# Using a Variac on 220V



## miro (Oct 9, 2014)

I apologize if this is off-topic, but I figured the community here might just be the best one around to help me on this one.

Can I use a Variac that is usually used for 110V , on 220V ?
The one I have is rated for 2000 Watts, and the max that I expect to put through the Varaic
on the 220V is about 600 W.
This is for a test set up on a heater, where I will have a bypass switch that directly connects the heater to the 220V and then after the unit is up to temperature, I want to reduce the amount of power so the unit "idles"  at about 600 - 700 F.
I will be using a non-contact infrared thermometer to measure the temperature.


miro

ps I have equiped all of my machines (2 lathes, and milling machine) with VFDs ad I wouldn't be without one now.
All 3 units are from different makers, and I enjoyed the challenge of figuring each one out.


----------



## awander (Oct 9, 2014)

No, you will burn it up if you put 220VAC into it.


----------



## Walsheng (Oct 9, 2014)

What Andy said.

John


----------



## Andre (Oct 9, 2014)

If you want a pot to mess around with, they are a staple on fleabay. I want to get one for by B'Port single phase 220v motor for fine speed adjustments.

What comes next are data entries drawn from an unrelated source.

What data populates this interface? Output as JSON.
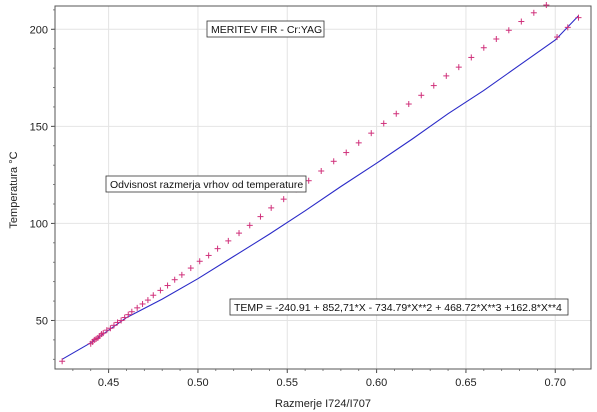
{
  "chart_data": {
    "type": "scatter",
    "xlabel": "Razmerje I724/I707",
    "ylabel": "Temperatura °C",
    "xlim": [
      0.42,
      0.72
    ],
    "ylim": [
      25,
      212
    ],
    "x_ticks": [
      "0.45",
      "0.50",
      "0.55",
      "0.60",
      "0.65",
      "0.70"
    ],
    "y_ticks": [
      "50",
      "100",
      "150",
      "200"
    ],
    "grid": true,
    "annotations": [
      "MERITEV FIR - Cr:YAG",
      "Odvisnost razmerja vrhov od temperature",
      "TEMP = -240.91 + 852,71*X - 734.79*X**2 + 468.72*X**3 +162.8*X**4"
    ],
    "series": [
      {
        "marker": "+",
        "color": "#d0307a",
        "x": [
          0.424,
          0.44,
          0.441,
          0.442,
          0.443,
          0.444,
          0.445,
          0.446,
          0.447,
          0.449,
          0.451,
          0.453,
          0.455,
          0.457,
          0.459,
          0.461,
          0.463,
          0.466,
          0.469,
          0.472,
          0.475,
          0.479,
          0.483,
          0.487,
          0.491,
          0.496,
          0.501,
          0.506,
          0.511,
          0.517,
          0.523,
          0.529,
          0.535,
          0.541,
          0.548,
          0.555,
          0.562,
          0.569,
          0.576,
          0.583,
          0.59,
          0.597,
          0.604,
          0.611,
          0.618,
          0.625,
          0.632,
          0.639,
          0.646,
          0.653,
          0.66,
          0.667,
          0.674,
          0.681,
          0.688,
          0.695,
          0.701,
          0.707,
          0.713
        ],
        "y": [
          29,
          38,
          39,
          40,
          40.5,
          41,
          42,
          43,
          43.5,
          45,
          46,
          47.5,
          49,
          50,
          51.5,
          53,
          54.5,
          56.5,
          58.5,
          60.5,
          63,
          65.5,
          68,
          71,
          73.5,
          77,
          80.5,
          83.5,
          87,
          91,
          95,
          99,
          103.5,
          108,
          112.5,
          117.5,
          122,
          127,
          132,
          136.5,
          141.5,
          146.5,
          151.5,
          156.5,
          161.5,
          166,
          171,
          176,
          180.5,
          185.5,
          190.5,
          195,
          199.5,
          204,
          208.5,
          212.5,
          196,
          201,
          206
        ]
      }
    ],
    "fit_curve": {
      "color": "#2b2bc8",
      "x": [
        0.424,
        0.44,
        0.46,
        0.48,
        0.5,
        0.52,
        0.54,
        0.56,
        0.58,
        0.6,
        0.62,
        0.64,
        0.66,
        0.68,
        0.7,
        0.713
      ],
      "y": [
        30,
        38.5,
        51.5,
        61,
        71.5,
        83,
        94.5,
        106.5,
        119,
        131,
        143.5,
        156.5,
        168.5,
        181.5,
        194.5,
        207
      ]
    }
  }
}
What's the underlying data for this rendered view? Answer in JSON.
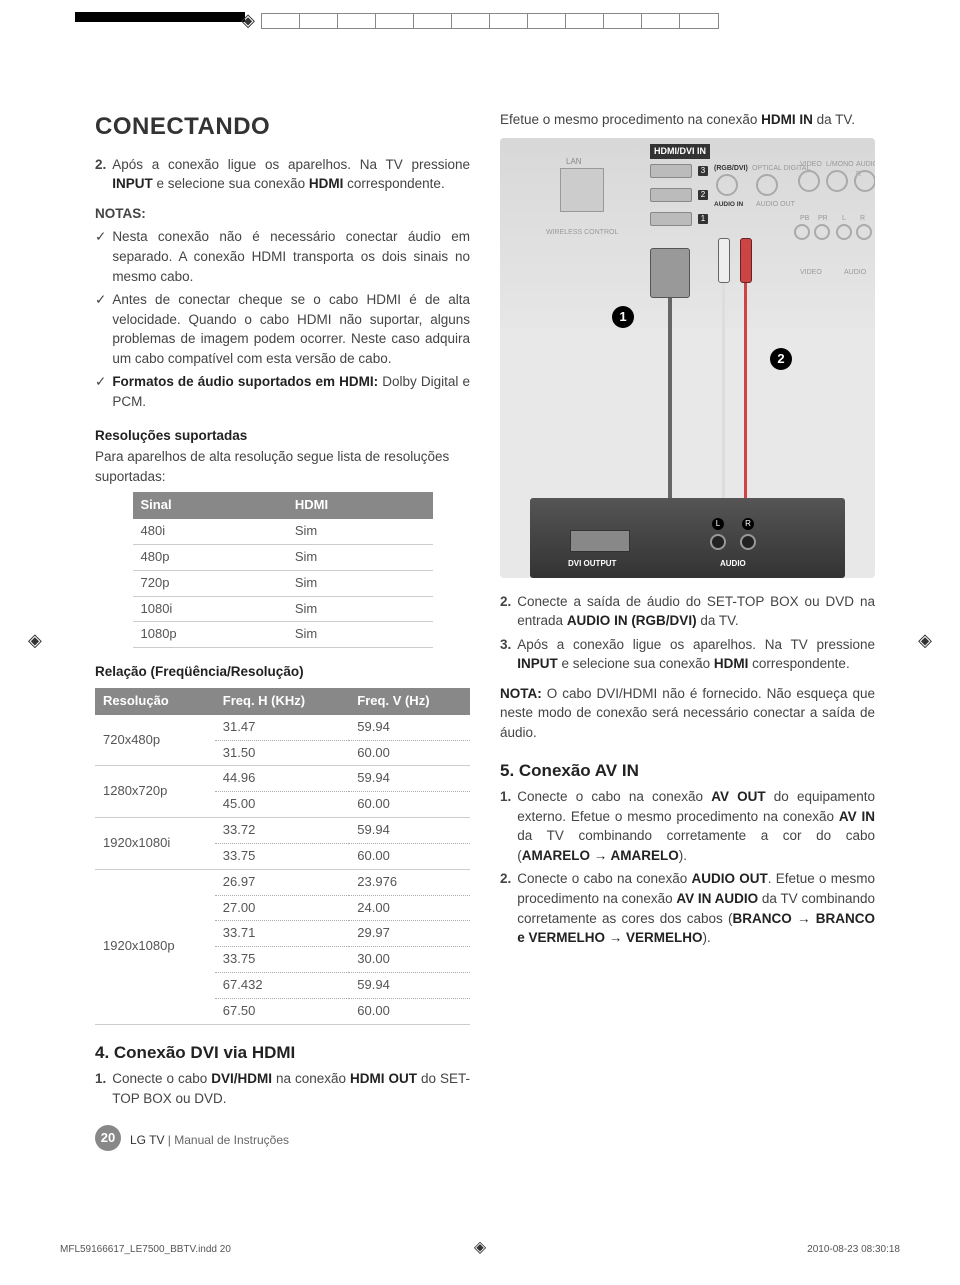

http://www.ebay.com/sch/i.html?_odk...ontrol&_nkw=220v+motor+speed+control&_sacat=0


----------



## JimDawson (Oct 9, 2014)

awander said:


> No, you will burn it up if you put 220VAC into it.



Agreed, you will kill it.



Andre said:


> If you want a pot to mess around with, they are a staple on fleabay. I want to get one for by B'Port single phase 220v motor for fine speed adjustments.
> 
> http://www.ebay.com/sch/i.html?_odk...ontrol&_nkw=220v+motor+speed+control&_sacat=0



These should work, these are basically light dimmers so they should work fine with a heater.


----------



## cathead (Jan 4, 2015)

Use a 220 volt variac.  I see they are available.


----------